Alzheimer’s and Coping with Family Conflict

Coping with a loved one’s Alzheimer’s diagnosis can be stressful and exhausting on everyone involved, but family conflict stemming from the situation at hand can really push the challenge over the “what can I handle” threshold. If your loved ones can’t work together to formulate as stress-free and seamless of a caregiving experience as possible, the one suffering with the diagnosis will likely struggle even more. 

A resilient, dependable support system is critical to the wellbeing and safety of any Alzheimer’s patient, regardless of their progression. Today, let’s explore a few ways your family can better coordinate and cooperate, minimizing conflict and maximizing care. 

Consistent Communication and Regular Meetings

Keeping everyone on the same page spares the family members involved from needless backtracking or miscommunications. Even nowadays as many of us need to remain at home, digital solutions such as Zoom and Facebook Messenger groups can be useful. You could even draft a shared Google doc or sheet with the intended care plan/tasks each member is responsible for. Combined with pre-scheduled family meetings, digital or otherwise, you’ll be able to better ensure no important changes or other details slip through the cracks – or get misconstrued along the way in the grapevine. 

Create a Bias-Free, Supportive Environment for Yourselves

It goes without saying that toxic individuals create toxic environments, and not everyone needs to be involved with looking after a loved one. Keep the core support group small and close-knit, working closely and considerately with all involved to ensure no bad blood or overtly critical feedback. Mutual respect, a drama-free atmosphere, constructive support, and assisting one another are your keys to making the arrangement work. 
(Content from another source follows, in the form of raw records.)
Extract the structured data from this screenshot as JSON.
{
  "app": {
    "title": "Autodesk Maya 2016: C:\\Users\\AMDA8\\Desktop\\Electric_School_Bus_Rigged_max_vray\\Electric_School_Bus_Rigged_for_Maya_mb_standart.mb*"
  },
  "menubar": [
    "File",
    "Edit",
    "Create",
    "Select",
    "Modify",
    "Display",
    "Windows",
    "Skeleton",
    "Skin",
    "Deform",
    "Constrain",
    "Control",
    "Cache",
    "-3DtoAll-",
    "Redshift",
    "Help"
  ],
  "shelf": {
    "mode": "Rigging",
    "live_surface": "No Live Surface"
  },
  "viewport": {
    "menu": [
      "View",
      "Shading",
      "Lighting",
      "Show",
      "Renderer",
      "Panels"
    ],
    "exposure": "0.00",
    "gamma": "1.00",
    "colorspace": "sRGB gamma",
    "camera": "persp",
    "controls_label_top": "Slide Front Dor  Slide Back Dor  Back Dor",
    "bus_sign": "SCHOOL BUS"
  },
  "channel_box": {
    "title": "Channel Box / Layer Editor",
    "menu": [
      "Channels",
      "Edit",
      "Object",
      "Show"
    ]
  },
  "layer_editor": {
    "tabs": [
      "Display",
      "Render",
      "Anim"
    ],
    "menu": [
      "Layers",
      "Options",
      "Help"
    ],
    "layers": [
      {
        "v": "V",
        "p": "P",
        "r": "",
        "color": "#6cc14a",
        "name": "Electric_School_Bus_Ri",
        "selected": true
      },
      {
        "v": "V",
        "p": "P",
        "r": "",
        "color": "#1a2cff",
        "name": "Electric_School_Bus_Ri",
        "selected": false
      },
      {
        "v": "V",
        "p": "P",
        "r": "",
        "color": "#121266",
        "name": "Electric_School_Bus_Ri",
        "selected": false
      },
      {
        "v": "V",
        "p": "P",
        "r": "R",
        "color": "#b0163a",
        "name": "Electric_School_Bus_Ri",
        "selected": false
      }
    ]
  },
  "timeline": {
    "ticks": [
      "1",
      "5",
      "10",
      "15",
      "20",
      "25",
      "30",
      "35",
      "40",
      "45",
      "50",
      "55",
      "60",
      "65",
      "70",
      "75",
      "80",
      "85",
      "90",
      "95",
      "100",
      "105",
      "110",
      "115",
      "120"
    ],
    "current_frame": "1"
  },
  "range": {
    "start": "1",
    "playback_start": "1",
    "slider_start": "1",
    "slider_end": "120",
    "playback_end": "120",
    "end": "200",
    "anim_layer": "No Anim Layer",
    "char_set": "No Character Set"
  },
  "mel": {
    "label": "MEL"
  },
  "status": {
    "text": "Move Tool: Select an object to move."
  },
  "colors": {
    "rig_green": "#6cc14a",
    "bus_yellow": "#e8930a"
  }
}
Equally Distributed Responsibilities

If one family member has the world placed on their shoulders, managing almost every caregiving task, they are susceptible to burnout or performing each duty less efficiently. Of course, such an arrangement wouldn’t be fair on them, either. From managing finances to working with a caregiving service, making living arrangements and more, there are several important tasks that need to be handled with discretion and diligence, and one person can’t be doing it all. Instead, assign a role to each family member involved so they can assist in a reasonable, realistic manner.

Looking after a loved one with Alzheimer’s disease is just as much about looking after your own selves. Establish an approach with family that minimizes drama and addresses their concerns in a supportive manner, and you’ll be able to make more effective decisions. The only way to cope with such circumstances is to do so together!